Atomic-layer doping of SiGe heterostructures for atomic-precision donor devices

TL;DR

This paper demonstrates atomic-layer phosphorus doping of SiGe heterostructures compatible with atomic-precision fabrication, revealing electron localization primarily in the donor layer through transport measurements and modeling.

Contribution

It introduces a process for post-growth atomic-layer doping of SiGe heterostructures suitable for atomic-precision fabrication, with detailed characterization and modeling of electron localization.

Findings

Doped heterostructures exhibit high electron density and mobility similar to pure Si and Ge.

Electrons are mainly localized in the donor layer, not in a buried Si well.

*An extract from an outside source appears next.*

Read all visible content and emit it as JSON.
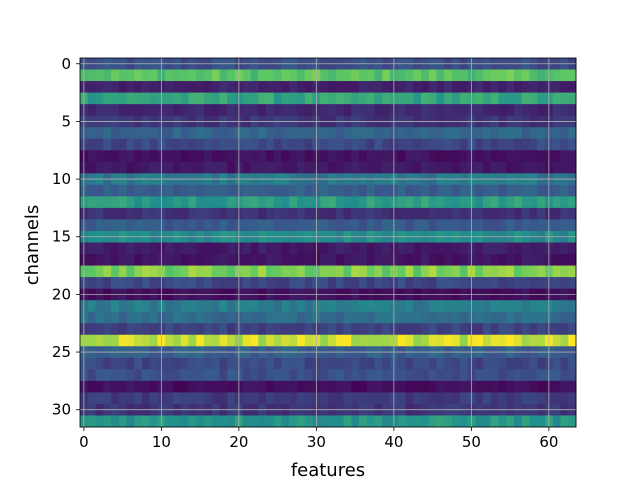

The process preserves substrate structure and elastic state for atomic-precision applications.

Abstract

As a first step to porting scanning tunneling microscopy methods of atomic-precision fabrication to a strained-Si/SiGe platform, we demonstrate post-growth P atomic-layer doping of SiGe heterostructures. To preserve the substrate structure and elastic state, we use a T $\leq 800^\circ$C process to prepare clean Si$_{0.86}$Ge$_{0.14}$ surfaces suitable for atomic-precision fabrication. P-saturated atomic-layer doping is incorporated and capped with epitaxial Si under a thermal budget compatible with atomic-precision fabrication. Hall measurements at T$=0.3$ K show that the doped heterostructure has R$_{\square}=570\pm30$ $\Omega$, yielding an electron density $n_{e}=2.1\pm0.1\times10^{14}$cm$^{-2}$ and mobility $\mu_e=52\pm3$ cm$^{2}$ V$^{-1}$ s$^{-1}$, similar to saturated atomic-layer doping in pure Si and Ge. The magnitude of $\mu_e$ and the complete absence of Shubnikov-de Haas oscillations in magnetotransport measurements indicate that electrons are overwhelmingly localized in the donor layer, and not within a nearby buried Si well. This conclusion is supported by self-consistent Schr\"odinger-Poisson calculations that predict electron occupation primarily in the donor layer.